Maine Gov. Urged To Decide on Sports Betting

Maine Governor Janet Mills has been asked to sign a bill that will legalize sports betting ahead of the upcoming decision deadline on 10 January, 2020. The call has come from a recently published opinion piece by Representative Scott Strom, who claims that legalizing sports betting will help to protect state residents.

A stack of legal books sits behind a gavel on a desk.

Governor Janet Mills is set to decide on whether or not Maine will legalize sports betting, possibly making it the twenty-first jurisdiction in the US to do so. ©Succo/Pixabay

Strom acted as a co-sponsor of bill LD 553, titled “An Act To Ensure Proper Oversight of Sports Betting in the State”. If signed into law, LD553 will legalize both land-based and mobile sports wagering in Maine. Betting licenses will be available to 11 land-based gambling venues in the state including one racetrack, six casinos, and four separate betting venues.

While Mills could have signed the bill when it passed through the Senate in June, she opted not to despite being required to do so within ten days of its passing. It is believed that Mills is not convinced about the benefits of gambling expansion in Maine and would rather not put her name to it.

Fortunately for Maine’s pro-sports betting lawmakers and voters, a clause in the state’s constitution allows that a bill can be passed into law if a governor takes no action. This requires the legislative session to end without a special session scheduled to address the matter. The governor can then decide within three days of the next session.

The governor has three options in deciding how to act on the matter. She could sign the bill into law; she could take no action at all, or she could veto the bill. Although there is a chance that she could kill the bill as it stands, many are expecting her to take no action, thus allowing the bill to pass by default without a signature.

But lawmakers like Strom have taken issue with Mills’ view, claiming that the longer that sports betting remains illegal, the longer that Maine’s residents are vulnerable to illegal offshore bookmakers. In his piece with the Bangor Daily News, Strom said it was time to “…begin eradicating the illegal operators’ stronghold on our consumers.”

“Not allowing LD 553 to become law will only serve to benefit select special interest groups and, most of all, illegal bookmakers.
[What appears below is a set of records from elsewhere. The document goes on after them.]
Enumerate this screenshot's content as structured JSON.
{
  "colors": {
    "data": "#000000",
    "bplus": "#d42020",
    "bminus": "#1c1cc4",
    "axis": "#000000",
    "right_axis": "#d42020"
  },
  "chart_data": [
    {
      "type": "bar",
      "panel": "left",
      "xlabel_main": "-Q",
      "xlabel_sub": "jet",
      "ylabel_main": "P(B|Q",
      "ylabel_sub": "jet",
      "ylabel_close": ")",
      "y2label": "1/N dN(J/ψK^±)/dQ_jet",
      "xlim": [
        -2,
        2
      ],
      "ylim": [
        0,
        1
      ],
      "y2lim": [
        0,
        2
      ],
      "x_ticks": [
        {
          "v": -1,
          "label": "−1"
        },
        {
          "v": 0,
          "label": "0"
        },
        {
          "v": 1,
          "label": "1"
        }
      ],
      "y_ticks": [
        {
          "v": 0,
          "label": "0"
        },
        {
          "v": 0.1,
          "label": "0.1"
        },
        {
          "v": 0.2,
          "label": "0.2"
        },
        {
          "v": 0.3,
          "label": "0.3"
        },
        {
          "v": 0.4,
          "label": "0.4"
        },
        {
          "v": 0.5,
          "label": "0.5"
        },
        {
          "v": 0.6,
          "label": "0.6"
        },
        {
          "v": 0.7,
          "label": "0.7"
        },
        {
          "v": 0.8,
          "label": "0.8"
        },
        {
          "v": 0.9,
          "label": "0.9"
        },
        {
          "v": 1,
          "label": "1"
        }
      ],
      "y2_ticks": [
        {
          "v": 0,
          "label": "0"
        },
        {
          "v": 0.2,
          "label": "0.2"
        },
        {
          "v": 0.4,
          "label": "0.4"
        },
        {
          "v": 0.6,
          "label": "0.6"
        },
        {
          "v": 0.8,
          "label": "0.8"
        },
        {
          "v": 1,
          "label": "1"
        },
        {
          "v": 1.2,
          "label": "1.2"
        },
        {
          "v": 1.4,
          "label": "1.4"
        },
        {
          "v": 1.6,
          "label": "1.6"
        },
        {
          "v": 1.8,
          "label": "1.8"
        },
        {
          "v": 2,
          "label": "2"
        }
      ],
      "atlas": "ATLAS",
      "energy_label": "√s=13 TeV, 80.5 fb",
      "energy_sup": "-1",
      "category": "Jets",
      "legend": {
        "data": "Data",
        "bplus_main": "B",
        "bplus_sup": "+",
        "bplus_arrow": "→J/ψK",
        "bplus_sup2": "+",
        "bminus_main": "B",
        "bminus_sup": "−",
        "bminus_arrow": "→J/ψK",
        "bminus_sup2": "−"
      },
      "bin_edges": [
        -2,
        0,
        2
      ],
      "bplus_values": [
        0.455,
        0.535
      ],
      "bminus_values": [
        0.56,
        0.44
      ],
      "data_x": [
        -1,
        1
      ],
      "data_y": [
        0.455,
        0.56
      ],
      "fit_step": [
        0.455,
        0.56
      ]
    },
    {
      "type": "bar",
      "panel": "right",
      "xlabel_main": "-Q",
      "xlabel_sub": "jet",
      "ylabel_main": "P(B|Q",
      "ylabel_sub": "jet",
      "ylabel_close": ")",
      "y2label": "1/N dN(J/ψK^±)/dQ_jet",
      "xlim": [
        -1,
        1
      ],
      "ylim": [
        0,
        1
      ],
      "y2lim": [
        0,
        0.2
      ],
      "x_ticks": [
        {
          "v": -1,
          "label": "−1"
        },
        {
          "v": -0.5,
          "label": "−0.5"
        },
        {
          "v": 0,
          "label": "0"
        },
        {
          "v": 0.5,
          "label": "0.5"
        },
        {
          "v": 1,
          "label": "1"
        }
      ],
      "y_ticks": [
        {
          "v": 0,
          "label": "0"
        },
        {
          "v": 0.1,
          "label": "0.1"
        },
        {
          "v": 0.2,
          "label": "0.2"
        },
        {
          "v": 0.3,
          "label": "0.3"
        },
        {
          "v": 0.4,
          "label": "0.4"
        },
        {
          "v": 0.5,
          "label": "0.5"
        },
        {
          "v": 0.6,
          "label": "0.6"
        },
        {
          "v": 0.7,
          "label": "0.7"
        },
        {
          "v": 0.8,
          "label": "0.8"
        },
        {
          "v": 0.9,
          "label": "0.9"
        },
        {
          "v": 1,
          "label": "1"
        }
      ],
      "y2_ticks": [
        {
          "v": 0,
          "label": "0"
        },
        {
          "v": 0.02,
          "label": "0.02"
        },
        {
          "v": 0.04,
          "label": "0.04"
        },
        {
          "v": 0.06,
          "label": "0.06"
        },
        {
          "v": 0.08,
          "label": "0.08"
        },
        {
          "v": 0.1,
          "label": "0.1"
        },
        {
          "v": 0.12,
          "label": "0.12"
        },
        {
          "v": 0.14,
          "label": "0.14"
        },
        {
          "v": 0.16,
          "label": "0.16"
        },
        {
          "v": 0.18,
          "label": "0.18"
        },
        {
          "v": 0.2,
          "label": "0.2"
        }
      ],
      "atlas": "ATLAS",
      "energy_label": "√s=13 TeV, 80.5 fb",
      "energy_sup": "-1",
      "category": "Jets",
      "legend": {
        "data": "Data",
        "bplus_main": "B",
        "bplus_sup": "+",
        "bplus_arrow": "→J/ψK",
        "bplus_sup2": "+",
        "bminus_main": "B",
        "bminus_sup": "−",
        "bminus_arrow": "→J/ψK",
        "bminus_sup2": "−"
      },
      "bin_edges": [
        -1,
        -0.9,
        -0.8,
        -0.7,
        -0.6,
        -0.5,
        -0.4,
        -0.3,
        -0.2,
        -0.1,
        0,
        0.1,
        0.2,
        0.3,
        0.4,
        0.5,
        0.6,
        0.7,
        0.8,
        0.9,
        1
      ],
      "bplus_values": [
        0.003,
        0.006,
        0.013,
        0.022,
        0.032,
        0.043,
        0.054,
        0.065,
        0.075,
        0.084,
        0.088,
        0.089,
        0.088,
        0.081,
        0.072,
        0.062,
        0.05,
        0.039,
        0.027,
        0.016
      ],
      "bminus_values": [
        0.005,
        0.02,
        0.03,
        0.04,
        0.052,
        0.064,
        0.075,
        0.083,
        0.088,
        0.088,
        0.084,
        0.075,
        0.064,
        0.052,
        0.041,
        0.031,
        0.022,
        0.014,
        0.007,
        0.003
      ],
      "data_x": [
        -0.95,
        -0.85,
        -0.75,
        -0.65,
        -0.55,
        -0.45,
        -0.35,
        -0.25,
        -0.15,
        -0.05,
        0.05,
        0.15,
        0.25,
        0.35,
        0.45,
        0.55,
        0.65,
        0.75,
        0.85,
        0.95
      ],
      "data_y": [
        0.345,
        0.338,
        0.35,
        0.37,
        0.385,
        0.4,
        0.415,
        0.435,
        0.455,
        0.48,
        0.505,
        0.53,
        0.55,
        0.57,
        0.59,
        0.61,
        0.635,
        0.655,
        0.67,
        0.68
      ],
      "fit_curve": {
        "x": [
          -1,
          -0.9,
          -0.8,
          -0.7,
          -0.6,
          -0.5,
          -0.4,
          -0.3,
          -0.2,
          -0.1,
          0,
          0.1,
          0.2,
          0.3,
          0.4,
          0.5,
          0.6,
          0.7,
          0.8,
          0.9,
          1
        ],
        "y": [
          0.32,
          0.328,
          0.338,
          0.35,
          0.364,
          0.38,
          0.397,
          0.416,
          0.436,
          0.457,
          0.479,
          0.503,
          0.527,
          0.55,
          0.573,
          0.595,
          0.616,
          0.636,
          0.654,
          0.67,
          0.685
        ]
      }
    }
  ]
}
Let’s give consumers a legal alternative, let’s give them safety, let’s give them what the Legislature passed in June.”Scott Strom, Republican Representative, Maine House of Representatives

The Bill in Detail

If Maine’s sports betting law is passed, it will be one of 21 US jurisdictions that have introduced sports betting laws since the Supreme Court overruled PASPA in 2018. While Maine’s population is relatively small at 1.4 million, the wording of the current bill could make it an attractive option for international gaming companies.

While the current bill is similar to many other sports betting bills across the country, one major difference pertaining to its allowances of online wagering sets it apart. Most states that offer mobile betting require intra-state operators to partner with in-state land-based venues to offer their product, while Maine will allow outside companies to operate independently.

If the bill becomes law, the Hollywood Casino in Bangor and Oxford Casino may be the first to start offering sports betting options. Other properties that could benefit from the law is the Scarborough Downs racetrack. With four of six Maine casinos run by Native American groups, the law is sure to be welcomed by tribal communities.

This is important, as the state’s tribes do not have as an attractive deal with gaming than tribes in most other US states do. This is because the Maine Indian Claims Settlement Act (1980) states that federal law does not apply to the tribes unless the law specifically mentions Maine.

This has essentially excluded Maine’s tribes from benefiting from the 1988 Indian Gaming Regulatory Act, which authorizes Native American tribes to operate on-reservation class II gaming without state permission. There is a possibility that the added funds generated from sports betting could go some ways to rectify the issue.

However, this again could be jeopardized by the convenience of mobile sports wagering. But according to Strom, the inclusion of mobile wagering is tantamount to the success of the measure.

“By looking to other states that have gone live with regulated sports wagering, one theme is clear: If we are serious about putting an end to the illegal market, then mobile sports wagering is critical,” Strom wrote. “Nearly 85% of sports wagering activity in New Jersey and Pennsylvania takes place online, and this trend is consistent among other states that have recently begun regulating sports wagering.”

Currently, Maine’s neighbors New Hampshire and Rhode Island are operating legal sports wagering. If Mills chooses to veto, some argue that there is a possibility that the state will lose out on bolstering tax revenue as residents are able to travel to either state to gamble.